Hintergrund der Prognose
Christian von Stetten ist ein erfahrener Abgeordneter und Vorsitzender des Parlamentskreises Mittelstand. Seine Einschätzung basiert auf langjähriger Beobachtung der politischen Dynamik. Er betonte, dass die aktuellen Herausforderungen, wie die wirtschaftliche Lage und die Energiepolitik, die Spannungen innerhalb der Koalition weiter verschärfen könnten. Die Regierung müsse sich auf schwierige Entscheidungen einstellen, die die Zusammenarbeit zusätzlich belasten würden.
Die Veranstaltung „Zukunftswiesen Summit 2026“ diente als Plattform für Diskussionen über die Zukunft Deutschlands. Von Stettens Aussagen sorgten für Aufsehen, da sie die Stabilität der Regierung infrage stellen.
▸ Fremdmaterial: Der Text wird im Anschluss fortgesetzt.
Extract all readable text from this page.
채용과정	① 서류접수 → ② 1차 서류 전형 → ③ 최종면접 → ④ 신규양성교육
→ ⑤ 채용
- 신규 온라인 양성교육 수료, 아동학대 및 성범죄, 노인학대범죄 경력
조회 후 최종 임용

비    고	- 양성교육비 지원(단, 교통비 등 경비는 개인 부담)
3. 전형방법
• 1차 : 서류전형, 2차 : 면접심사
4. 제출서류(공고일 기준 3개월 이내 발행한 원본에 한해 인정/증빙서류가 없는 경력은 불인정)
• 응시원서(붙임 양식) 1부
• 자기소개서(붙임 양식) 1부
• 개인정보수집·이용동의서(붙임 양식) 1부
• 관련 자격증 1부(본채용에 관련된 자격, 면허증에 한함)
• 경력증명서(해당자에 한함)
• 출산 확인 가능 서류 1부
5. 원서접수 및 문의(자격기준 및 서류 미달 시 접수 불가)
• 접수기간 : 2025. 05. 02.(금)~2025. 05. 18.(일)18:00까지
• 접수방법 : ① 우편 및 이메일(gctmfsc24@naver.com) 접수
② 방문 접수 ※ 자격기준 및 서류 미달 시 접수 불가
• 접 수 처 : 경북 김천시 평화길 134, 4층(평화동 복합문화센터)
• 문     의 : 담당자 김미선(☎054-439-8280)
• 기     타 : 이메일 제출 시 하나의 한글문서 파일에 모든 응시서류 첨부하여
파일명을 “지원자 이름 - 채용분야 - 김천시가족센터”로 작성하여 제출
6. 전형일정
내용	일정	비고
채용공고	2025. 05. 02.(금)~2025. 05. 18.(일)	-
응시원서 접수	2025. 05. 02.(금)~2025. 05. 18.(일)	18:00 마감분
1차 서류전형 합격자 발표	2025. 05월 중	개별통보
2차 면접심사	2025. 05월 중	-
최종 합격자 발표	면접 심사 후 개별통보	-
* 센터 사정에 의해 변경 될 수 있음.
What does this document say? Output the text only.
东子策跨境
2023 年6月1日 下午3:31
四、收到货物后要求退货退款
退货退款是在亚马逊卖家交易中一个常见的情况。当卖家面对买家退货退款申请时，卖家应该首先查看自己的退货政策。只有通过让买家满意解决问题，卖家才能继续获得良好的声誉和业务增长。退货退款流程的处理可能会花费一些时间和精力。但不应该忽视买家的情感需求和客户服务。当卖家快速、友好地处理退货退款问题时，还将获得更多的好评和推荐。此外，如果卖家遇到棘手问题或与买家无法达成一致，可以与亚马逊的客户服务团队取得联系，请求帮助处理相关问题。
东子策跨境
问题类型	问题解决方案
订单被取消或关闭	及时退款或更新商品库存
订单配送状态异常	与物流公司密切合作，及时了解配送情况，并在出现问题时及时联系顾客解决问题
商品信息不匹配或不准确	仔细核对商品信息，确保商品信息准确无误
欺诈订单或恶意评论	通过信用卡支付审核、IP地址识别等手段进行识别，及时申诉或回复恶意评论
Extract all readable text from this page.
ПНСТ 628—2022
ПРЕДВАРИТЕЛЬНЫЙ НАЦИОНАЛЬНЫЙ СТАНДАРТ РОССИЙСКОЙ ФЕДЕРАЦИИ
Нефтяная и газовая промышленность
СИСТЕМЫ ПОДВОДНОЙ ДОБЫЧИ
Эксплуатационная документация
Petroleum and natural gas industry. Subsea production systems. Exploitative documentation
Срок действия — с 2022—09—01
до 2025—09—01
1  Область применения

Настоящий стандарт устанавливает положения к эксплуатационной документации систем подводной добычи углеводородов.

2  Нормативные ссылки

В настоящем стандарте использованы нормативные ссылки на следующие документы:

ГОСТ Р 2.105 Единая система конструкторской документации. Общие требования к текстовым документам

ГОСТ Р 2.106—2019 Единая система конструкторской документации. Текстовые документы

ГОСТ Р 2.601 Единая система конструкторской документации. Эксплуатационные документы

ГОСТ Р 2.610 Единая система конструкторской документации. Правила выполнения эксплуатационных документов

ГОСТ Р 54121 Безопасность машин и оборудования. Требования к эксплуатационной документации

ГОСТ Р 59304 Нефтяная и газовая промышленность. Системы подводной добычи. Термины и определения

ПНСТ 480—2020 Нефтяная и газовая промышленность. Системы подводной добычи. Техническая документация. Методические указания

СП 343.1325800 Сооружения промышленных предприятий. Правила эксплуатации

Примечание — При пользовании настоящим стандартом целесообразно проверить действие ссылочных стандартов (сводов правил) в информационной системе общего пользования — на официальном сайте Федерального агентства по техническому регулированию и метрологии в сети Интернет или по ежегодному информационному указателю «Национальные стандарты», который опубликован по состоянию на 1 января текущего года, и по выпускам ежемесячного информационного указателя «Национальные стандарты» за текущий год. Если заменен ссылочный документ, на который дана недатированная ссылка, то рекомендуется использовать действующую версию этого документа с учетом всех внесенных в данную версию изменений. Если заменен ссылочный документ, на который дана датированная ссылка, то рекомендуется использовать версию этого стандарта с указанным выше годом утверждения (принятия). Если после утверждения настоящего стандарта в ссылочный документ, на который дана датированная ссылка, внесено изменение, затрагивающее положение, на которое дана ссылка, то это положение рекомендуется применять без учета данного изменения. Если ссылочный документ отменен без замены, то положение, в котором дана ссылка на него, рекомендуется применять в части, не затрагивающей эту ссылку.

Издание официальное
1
Politische Beobachter sehen darin ein Zeichen für die wachsende Unzufriedenheit in der Unionsfraktion mit der aktuellen Koalitionsarbeit.
Ob die Prognose des CDU-Politikers eintrifft, bleibt abzuwarten. Fest steht, dass die Koalition vor großen Herausforderungen steht und die unterschiedlichen politischen Lager innerhalb der Regierung immer schwieriger zu vereinbaren sind.